Kirkus Reviews QR Code
CLEOPATRA DISMOUNTS by Carmen Boullosa

CLEOPATRA DISMOUNTS

by Carmen Boullosa & translated by Geoff Hargreaves

Pub Date: Nov. 1st, 2003
ISBN: 0-8021-1753-8
Publisher: Grove

An imaginative retelling of the life and death of the Egyptian femme fatale, by Mexican poet, playwright, and novelist Boullosa (Leaving Tabasco, 2001, etc.).

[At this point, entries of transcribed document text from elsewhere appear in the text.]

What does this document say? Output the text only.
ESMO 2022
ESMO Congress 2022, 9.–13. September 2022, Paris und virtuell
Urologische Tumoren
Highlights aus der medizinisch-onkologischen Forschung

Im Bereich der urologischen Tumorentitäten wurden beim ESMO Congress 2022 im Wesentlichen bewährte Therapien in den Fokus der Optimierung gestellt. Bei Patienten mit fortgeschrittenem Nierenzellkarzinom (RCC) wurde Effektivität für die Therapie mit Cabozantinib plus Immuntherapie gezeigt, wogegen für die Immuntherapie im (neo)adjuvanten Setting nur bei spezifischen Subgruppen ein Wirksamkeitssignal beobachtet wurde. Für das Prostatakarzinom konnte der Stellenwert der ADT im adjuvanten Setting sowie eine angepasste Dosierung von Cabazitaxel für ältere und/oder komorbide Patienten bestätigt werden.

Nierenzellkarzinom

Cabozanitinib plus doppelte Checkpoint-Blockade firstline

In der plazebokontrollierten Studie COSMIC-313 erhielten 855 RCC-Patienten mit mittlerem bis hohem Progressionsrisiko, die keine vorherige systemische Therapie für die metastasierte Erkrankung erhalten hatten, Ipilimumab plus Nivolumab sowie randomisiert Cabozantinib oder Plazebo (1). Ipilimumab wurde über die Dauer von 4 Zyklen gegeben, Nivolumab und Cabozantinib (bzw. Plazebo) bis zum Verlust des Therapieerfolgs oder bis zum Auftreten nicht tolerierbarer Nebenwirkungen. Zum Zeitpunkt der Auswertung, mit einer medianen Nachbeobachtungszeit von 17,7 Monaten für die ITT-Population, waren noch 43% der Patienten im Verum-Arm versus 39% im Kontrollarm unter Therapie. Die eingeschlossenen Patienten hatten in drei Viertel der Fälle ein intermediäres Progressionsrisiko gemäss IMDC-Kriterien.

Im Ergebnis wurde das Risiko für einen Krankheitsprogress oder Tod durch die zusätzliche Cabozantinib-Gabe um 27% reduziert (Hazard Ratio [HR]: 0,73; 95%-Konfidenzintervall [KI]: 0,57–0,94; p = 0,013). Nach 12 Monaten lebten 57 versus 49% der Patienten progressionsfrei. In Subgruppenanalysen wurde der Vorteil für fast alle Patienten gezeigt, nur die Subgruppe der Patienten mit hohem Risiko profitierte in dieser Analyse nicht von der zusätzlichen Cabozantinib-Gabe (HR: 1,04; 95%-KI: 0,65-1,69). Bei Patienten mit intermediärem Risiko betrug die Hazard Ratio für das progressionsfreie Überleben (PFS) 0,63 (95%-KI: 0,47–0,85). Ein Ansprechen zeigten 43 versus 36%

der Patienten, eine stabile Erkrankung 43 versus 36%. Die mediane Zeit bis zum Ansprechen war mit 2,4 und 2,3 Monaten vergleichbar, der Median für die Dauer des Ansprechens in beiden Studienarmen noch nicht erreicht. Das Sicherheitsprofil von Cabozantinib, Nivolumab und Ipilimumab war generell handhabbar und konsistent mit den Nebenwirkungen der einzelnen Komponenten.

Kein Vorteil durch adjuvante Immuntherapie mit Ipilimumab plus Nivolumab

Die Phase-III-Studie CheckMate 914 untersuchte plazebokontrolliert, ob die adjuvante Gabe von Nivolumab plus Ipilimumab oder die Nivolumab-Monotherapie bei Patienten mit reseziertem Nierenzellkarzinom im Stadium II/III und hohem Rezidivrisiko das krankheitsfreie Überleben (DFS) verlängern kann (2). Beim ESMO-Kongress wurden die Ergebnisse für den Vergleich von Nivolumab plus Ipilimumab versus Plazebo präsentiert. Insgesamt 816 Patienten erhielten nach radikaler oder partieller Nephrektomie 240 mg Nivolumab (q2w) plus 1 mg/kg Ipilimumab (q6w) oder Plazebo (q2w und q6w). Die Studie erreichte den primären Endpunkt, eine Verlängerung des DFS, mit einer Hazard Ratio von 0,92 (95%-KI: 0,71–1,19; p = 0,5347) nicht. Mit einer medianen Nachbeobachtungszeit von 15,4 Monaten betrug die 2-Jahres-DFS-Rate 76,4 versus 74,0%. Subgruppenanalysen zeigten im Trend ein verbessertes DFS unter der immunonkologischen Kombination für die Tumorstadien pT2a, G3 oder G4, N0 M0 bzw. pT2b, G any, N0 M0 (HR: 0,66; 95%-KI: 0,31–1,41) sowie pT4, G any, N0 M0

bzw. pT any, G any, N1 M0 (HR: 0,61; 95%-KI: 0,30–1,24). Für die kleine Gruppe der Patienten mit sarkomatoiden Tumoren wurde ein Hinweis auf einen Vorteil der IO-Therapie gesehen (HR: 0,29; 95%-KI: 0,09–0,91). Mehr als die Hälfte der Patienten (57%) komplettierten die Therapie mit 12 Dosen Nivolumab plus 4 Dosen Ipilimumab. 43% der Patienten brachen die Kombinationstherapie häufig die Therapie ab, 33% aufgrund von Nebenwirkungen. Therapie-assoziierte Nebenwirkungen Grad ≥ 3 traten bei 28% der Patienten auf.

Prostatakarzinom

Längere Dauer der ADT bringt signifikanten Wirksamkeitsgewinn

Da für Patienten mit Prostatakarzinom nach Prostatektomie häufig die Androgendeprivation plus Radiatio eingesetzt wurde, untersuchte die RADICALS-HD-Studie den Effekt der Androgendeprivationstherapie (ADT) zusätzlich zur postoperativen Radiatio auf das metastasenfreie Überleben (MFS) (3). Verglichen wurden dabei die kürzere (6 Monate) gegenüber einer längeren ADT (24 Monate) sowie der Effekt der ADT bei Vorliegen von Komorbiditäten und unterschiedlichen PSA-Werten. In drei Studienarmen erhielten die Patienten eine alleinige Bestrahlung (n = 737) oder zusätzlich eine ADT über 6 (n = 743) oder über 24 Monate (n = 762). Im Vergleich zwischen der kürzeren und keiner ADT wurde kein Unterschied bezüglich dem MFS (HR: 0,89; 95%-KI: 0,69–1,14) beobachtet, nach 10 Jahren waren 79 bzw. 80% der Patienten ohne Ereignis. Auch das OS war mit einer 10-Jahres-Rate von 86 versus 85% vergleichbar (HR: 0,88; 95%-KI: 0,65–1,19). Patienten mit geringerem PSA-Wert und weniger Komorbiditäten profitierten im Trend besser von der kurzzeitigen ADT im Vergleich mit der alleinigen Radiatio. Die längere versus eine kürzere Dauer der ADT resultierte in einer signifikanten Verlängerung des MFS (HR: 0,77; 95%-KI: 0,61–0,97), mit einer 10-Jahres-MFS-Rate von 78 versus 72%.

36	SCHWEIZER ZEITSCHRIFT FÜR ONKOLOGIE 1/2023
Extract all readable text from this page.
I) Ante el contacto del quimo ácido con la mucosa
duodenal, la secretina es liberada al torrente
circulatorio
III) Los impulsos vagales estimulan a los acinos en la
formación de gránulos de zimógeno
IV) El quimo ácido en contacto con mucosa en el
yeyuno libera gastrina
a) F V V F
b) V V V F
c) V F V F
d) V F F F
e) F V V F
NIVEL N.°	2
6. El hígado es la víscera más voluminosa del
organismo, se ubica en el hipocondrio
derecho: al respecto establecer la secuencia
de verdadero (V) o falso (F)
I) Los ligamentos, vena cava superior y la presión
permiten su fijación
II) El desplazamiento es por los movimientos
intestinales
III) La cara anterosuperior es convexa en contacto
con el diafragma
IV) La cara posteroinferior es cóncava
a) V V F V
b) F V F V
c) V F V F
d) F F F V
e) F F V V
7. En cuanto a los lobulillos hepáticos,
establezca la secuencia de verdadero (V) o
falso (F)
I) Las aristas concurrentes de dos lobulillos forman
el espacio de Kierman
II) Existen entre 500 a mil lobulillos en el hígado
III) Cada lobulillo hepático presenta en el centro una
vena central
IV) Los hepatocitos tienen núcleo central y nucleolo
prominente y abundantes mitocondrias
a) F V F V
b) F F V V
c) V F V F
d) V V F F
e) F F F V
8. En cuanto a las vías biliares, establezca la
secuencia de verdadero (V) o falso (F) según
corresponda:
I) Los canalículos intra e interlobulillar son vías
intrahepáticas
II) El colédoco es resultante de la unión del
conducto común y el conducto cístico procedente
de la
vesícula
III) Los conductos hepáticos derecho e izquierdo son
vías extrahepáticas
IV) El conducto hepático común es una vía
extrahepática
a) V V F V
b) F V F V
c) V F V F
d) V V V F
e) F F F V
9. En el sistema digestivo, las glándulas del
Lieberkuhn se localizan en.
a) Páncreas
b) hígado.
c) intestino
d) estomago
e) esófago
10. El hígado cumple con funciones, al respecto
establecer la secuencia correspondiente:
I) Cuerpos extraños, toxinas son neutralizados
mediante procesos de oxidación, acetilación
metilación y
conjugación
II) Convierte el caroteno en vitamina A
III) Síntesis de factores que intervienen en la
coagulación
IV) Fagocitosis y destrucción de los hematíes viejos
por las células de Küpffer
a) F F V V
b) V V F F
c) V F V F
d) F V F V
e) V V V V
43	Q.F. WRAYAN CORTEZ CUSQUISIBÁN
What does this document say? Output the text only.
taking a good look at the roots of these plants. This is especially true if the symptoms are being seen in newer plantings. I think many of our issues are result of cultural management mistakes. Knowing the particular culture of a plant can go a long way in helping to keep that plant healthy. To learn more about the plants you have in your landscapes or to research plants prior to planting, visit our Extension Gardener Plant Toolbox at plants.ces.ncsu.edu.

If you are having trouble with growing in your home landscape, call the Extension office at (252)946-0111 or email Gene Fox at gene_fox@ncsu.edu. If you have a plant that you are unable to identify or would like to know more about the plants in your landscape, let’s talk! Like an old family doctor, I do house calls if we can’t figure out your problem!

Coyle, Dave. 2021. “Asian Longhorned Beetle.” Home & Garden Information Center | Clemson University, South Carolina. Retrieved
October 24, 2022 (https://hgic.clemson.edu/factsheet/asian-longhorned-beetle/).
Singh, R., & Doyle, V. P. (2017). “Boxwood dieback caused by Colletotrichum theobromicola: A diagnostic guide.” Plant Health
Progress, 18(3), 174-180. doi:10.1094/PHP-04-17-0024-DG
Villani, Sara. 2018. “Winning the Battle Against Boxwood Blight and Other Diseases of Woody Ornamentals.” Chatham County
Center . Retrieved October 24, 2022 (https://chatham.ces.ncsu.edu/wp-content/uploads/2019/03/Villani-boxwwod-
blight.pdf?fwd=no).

History, of course, is written by the victors, but every now and then one of the vanquished is able to make her voice heard across the centuries. In this case, the record is set straight by the Queen of the Nile herself: Cleopatra, one of the greatest rulers of the ancient world, who seduced Julius Caesar, fell in love with Marc Antony, and backed the wrong horse at the Battle of Actium. All that stuff about the poison asp is hooey, apparently, concocted by the victorious Octavian and his chroniclers as one of the pious myths about the origins of the Roman Empire. Cleopatra survived Antony and Actium alike, and proceeded to scheme her way back into the picture. How do we know? From the secret chronicles of her faithful scribe Diomedes, who recorded the queen’s own version of the events. Apparently, in the aftermath of Antony’s defeat, Cleopatra fled Egypt with a band of pirates and went on a voyage of discovery that would have put Odysseus to shame had Homer ever heard of it—encountering Tritons, Amazons, magical bulls, and high priestesses of the cult of Isis (of whom she might very well have been the incarnation). She never does get her kingdom back, and in the end she dies at the hand of a traitor, but there was more to her than the Romans (even Marc Antony) thought. And, thanks to Diomedes, the world can now know the truth.

The parts of this tale that stick to the history—real or imagined—of ancient Rome and Egypt are lively, intriguing, and well-wrought in every detail; but when Boullosa ventures into the netherworlds of the Amazons and all the rest her story acquires a Munchausen-like absurdity that even García Márquez would find hard to stomach.